Depletion of circulating monocytes reproduced the inhibitory effects of AHN by stress. (A) Hippocampal coronal sections of the brains of mice in the PBS i.v. and CLO i.v. groups were stained with DCX antibody. Scale bar = 100μm, Scale bar of morphological analysis = 100 μm. (B) Quantification of the density of DCX⁺ newborn immature neuron, average dendritic branch number and average dendritic branch length. n = 6 mice in each group. (C) Hippocampal coronal sections of the brains of mice in the PBS i.v. and CLO i.v. groups were stained with Iba1 antibody. Scale bar = 100μm, Scale bar of morphological analysis = 20 μm. (D) Quantification of the density of Iba1⁺ microglia, average body area, number of endpoints and average process length of microglia. n = 6 mice in each group.

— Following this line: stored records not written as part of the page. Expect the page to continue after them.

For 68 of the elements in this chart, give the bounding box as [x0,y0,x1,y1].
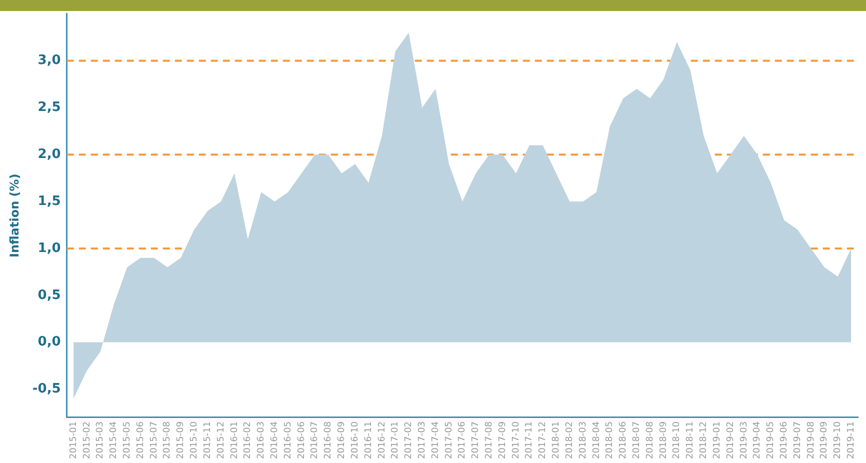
y-tick-label: 1,5 [38,194,61,209]
x-tick-label: 2019-02 [726,421,736,460]
x-tick-label: 2018-04 [592,421,602,460]
y-tick-label: 3,0 [38,53,61,68]
x-tick-label: 2018-10 [672,421,682,460]
x-tick-label: 2017-01 [390,421,401,460]
x-tick-label: 2015-07 [149,421,160,460]
x-tick-label: 2016-11 [364,421,374,460]
x-tick-label: 2019-11 [846,421,857,460]
x-tick-label: 2017-06 [458,421,468,460]
x-tick-label: 2019-04 [752,421,763,460]
x-tick-label: 2018-09 [658,421,669,460]
x-tick-label: 2016-04 [270,421,280,460]
x-tick-label: 2017-08 [484,421,495,460]
x-tick-label: 2018-11 [686,421,696,460]
x-tick-label: 2016-08 [324,421,334,460]
x-tick-label: 2015-12 [216,421,226,460]
x-tick-label: 2016-12 [377,421,388,460]
x-tick-label: 2015-08 [162,421,173,460]
x-tick-label: 2015-05 [122,421,133,460]
x-tick-label: 2015-11 [202,421,213,460]
x-tick-label: 2016-03 [256,421,267,460]
x-tick-label: 2017-04 [430,421,441,460]
x-tick-label: 2017-02 [404,421,414,460]
x-tick-label: 2017-12 [538,421,548,460]
y-tick-label: 0,5 [38,288,61,303]
x-tick-label: 2017-03 [417,421,428,460]
x-tick-label: 2018-05 [605,421,616,460]
x-tick-label: 2018-08 [645,421,656,460]
x-tick-label: 2015-01 [68,421,79,460]
x-tick-label: 2018-12 [699,421,710,460]
x-tick-label: 2019-09 [820,421,830,460]
x-tick-label: 2015-04 [109,421,120,460]
x-tick-label: 2017-05 [444,421,454,460]
x-tick-label: 2016-09 [337,421,348,460]
x-tick-label: 2019-07 [792,421,803,460]
x-tick-label: 2019-10 [833,421,844,460]
x-tick-label: 2015-09 [176,421,186,460]
x-tick-label: 2016-10 [350,421,360,460]
y-tick-label: 1,0 [38,240,61,256]
y-axis-title: Inflation (%) [7,174,22,258]
y-tick-label: 2,0 [38,146,61,162]
x-tick-label: 2016-02 [243,421,254,460]
x-tick-label: 2016-06 [296,421,307,460]
x-tick-label: 2017-09 [498,421,508,460]
x-tick-label: 2018-02 [564,421,575,460]
x-tick-label: 2019-01 [712,421,722,460]
x-tick-label: 2018-03 [578,421,588,460]
x-tick-label: 2015-10 [190,421,200,460]
x-tick-label: 2019-05 [766,421,776,460]
x-tick-label: 2015-06 [136,421,146,460]
x-tick-label: 2019-06 [780,421,790,460]
y-tick-label: 0,0 [38,334,61,350]
x-tick-label: 2016-01 [230,421,240,460]
x-tick-label: 2019-08 [806,421,816,460]
x-tick-label: 2018-06 [618,421,629,460]
x-tick-label: 2016-05 [283,421,294,460]
x-tick-label: 2019-03 [739,421,750,460]
x-tick-label: 2016-07 [310,421,320,460]
x-tick-label: 2015-02 [82,421,92,460]
x-tick-label: 2015-03 [96,421,106,460]
x-tick-label: 2017-07 [471,421,482,460]
x-tick-label: 2017-11 [524,421,535,460]
x-tick-label: 2018-01 [552,421,562,460]
y-tick-label: 2,5 [38,100,61,116]
x-tick-label: 2018-07 [632,421,642,460]
x-tick-label: 2017-10 [511,421,522,460]
y-tick-label: -0,5 [32,382,61,397]
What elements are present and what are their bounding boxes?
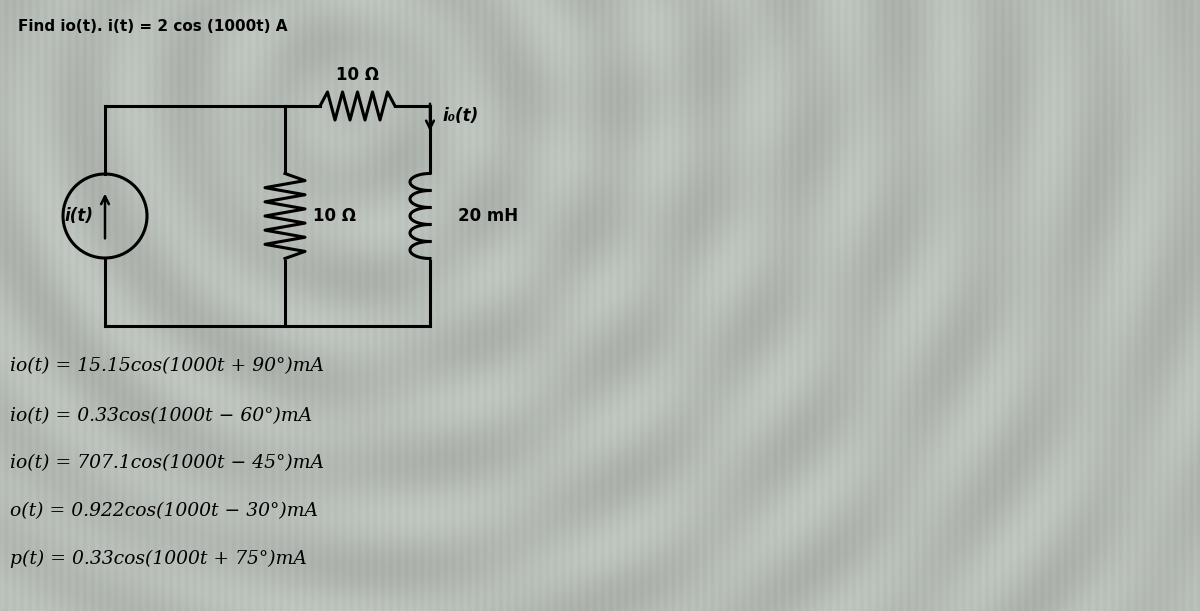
Text: i₀(t): i₀(t) (442, 107, 479, 125)
Text: 10 Ω: 10 Ω (336, 66, 379, 84)
Text: io(t) = 0.33cos(1000t − 60°)mA: io(t) = 0.33cos(1000t − 60°)mA (10, 407, 312, 425)
Text: io(t) = 15.15cos(1000t + 90°)mA: io(t) = 15.15cos(1000t + 90°)mA (10, 357, 324, 375)
Text: p(t) = 0.33cos(1000t + 75°)mA: p(t) = 0.33cos(1000t + 75°)mA (10, 550, 307, 568)
Text: Find io(t). i(t) = 2 cos (1000t) A: Find io(t). i(t) = 2 cos (1000t) A (18, 19, 288, 34)
Text: 20 mH: 20 mH (458, 207, 518, 225)
Text: io(t) = 707.1cos(1000t − 45°)mA: io(t) = 707.1cos(1000t − 45°)mA (10, 454, 324, 472)
Text: o(t) = 0.922cos(1000t − 30°)mA: o(t) = 0.922cos(1000t − 30°)mA (10, 502, 318, 520)
Text: 10 Ω: 10 Ω (313, 207, 356, 225)
Text: i(t): i(t) (64, 207, 94, 225)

For (B, D), data are represented as mean ± SEM. Statistical analysis was performed using two-tailed unpaired t-tests; ****p < 0.0001.

Figure 8.

CRS changed the transcriptional signature in Ly6C^hi monocytes. (A) Heatmap of differentially expressed genes of sorted blood Ly6C^hi monocytes after CRS stress. (n = 3 samples per group, 5 mice pooled per sample). (B) Volcano plot indicating differentially regulated genes (FC > |1.5|, p < 0.05 and was detected in at least two samples) of sorted blood Ly6C^hi monocytes after CRS stress. (n = 3 per group, 5 mice pooled per sample). (C) Top gene ontology (GO) terms from significantly upregulated genes in Ly6C^hi monocytes of CRS versus NS mice.